Monday, November 03, 2008

The Food Industry Delivers the Most Damning Indictment of Health Check Yet

So just how deep in the sand does your head have to be in order for Big Food to come in and generate a far more robust front-of-package labeling program than your non-profit, supposedly for health, organization's?

Why not ask the Heart and Stroke Foundation's Health Check folks?

Rolling out in 2009 is Big Food's Smart Choices Program (example above) the stated aim of which is to,

"help shoppers make more nutritious food and beverage choices, at-a-glance, throughout the supermarket"
Companies who are signing on?

Coca-Cola, ConAgra Foods, General Mills, Kellogg Company, Kraft Foods, PepsiCo, Unilever, and Wal-Mart (and Nestle's reported as considering it as well).

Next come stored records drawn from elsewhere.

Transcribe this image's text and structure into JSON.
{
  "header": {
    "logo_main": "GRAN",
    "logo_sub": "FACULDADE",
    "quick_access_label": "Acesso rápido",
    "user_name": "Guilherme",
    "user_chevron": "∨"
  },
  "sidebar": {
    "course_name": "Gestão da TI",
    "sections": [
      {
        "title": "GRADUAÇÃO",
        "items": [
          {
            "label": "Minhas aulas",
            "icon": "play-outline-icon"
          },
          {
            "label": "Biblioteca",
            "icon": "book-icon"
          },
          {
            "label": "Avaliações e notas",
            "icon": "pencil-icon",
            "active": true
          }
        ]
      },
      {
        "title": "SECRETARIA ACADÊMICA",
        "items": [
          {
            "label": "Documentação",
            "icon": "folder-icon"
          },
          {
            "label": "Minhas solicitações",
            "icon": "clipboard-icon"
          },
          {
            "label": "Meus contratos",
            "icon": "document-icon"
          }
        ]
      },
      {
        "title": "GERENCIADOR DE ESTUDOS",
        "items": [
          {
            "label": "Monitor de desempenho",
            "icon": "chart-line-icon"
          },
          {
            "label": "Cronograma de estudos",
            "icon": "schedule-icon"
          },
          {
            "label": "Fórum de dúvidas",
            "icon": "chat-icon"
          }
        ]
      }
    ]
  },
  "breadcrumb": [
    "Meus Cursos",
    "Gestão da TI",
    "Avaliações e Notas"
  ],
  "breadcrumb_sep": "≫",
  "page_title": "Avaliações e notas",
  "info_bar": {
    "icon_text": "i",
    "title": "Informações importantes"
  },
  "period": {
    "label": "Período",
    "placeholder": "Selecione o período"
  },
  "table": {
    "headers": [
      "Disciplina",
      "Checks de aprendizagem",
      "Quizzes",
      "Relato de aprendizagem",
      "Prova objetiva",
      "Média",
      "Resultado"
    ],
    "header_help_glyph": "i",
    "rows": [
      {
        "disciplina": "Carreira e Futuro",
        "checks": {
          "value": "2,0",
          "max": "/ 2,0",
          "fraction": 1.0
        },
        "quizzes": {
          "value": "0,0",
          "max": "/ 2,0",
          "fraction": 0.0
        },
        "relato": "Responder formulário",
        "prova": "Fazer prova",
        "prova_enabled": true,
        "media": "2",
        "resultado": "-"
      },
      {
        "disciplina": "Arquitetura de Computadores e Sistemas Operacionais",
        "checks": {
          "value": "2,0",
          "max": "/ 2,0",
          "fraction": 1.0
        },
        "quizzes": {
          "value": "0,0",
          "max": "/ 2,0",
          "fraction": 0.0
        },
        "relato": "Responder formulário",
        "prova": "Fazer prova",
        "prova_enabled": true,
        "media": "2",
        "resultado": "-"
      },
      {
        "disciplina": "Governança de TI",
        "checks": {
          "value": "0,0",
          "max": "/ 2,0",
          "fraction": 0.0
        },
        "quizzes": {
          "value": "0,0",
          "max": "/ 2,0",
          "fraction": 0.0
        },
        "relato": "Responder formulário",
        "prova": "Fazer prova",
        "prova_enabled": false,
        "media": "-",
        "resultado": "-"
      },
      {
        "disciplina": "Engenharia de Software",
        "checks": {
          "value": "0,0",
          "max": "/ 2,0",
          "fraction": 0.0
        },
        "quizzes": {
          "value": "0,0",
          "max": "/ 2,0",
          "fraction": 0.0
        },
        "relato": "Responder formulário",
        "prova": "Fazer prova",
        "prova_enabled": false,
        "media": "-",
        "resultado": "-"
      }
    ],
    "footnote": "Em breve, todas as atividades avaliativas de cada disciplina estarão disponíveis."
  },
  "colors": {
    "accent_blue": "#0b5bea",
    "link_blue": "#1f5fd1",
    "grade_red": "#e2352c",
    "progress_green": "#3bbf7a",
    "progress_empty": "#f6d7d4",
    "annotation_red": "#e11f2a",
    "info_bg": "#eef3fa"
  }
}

Nutritional criteria will include limiting:
  1. Total fat
  2. Trans fat
  3. Saturated fat
  4. Cholesterol
  5. Added sugars
  6. Sodium
while at the same time encouraging consumption of:
  1. Fruits and Vegetables
  2. Whole Grains
  3. Fat Free/Low Fat Dairy
  4. Calcium
  5. Potassium
  6. Fiber
  7. Magnesium
  8. Vitamin A
  9. Vitamin C
  10. Vitamin E
The front-of-package label will also highlight calories per serving and servings per package.

Looking closer at the Smart Choices' criteria and then comparing them with the newly updated Health Check's (posted just over a month ago and not slated to be implemented until 2010) you can quickly see that aside from the fact that even Big Food recognizes there are more than 3 nutritional determinants of health, amazingly the Smart Choices Program is far stricter than the Heart and Stroke Foundation's on Health Check's 3 primary nutrient categories:

On Sodium
  • The 2010 Health Check allows for 17% more sodium per entree or mixed dish
  • The 2010 Health Check allows for 50% more sodium per slice of bread
  • The 2010 Health Check allows for 100% more sodium per glass of vegetable juice
  • The 2010 Health Check allows for 160% more sodium per meat, fish and poultry item


  • On Fats
  • The 2010 Health Check allows for 70% more fat in ground meats
  • The 2010 Health Check limits the amount of fat from fatty fish despite the fact that fats from fish have been shown to decrease the risk of heart disease (a limitation that is so far beyond the realm of comprehension that it may be worthy of a blog post all its own)
  • The 2010 Health Check allows for 100% more saturated fat in dairy products
  • The 2010 Health Check allows for infinitely more trans fat in all products (as the Food Industry's endeavor forbids them outright while Health Check's happy with heart-disease promoting trans fats making up to 5% of an item's total fat - an allowance all the more confusing given Heart and Stroke Foundation's own CEO Sally Brown's belief that, "there is no safe amount of trans consumption" and her statement, "trans fats are a "toxic" killer that need to be removed from the food chain as soon as possible")


  • On Sugar
  • The 2010 Health Check allows for infinitely more sugar per dairy product (Health Check puts no limits on adding sugar to dairy thereby allowing flavoured milks and yogurts to contain more sugar and calories than Coca-Cola or ice cream and yes still sport their blessing)


  • What this means of course is that once the Smart Choices Program rolls out, misinformed Canadian consumers who continue to choose Health Check options over Smart Choice Program ones thinking they're,
    "shopping with the Heart and Stroke Foundation's dietitians"
    will at times consume orders of magnitude more salt, sugar and fat.

    To give you some perspective on all of this, a comparable analogy would be Exxon coming up with a stricter set of environmental regulations than Greenpeace!

    This of course brings me back to the notion that if this is the best that the Heart and Stroke Foundation's dietitians and Health Check's Technical Advisory Committee have to offer, perhaps it's time to hire some new blood (and frankly, fire some or all of the old).

    Appalled?

    Click here to send the Health Check's Technical Advisory Committee an email and included on the email will be Sally Brown (CEO of the Heart and Stroke Foundation), Stephen Samis (Scientific Director of the Heart and Stroke Foundation), and Terry Dean (General Manager of Health Check).

    [Disclaimer: The Smart Choices Program, while certainly superior to Health Check, is still overly minimalist and lax in its inclusionary and exclusionary nutritional criteria so please don't consider this post to be an endorsement.]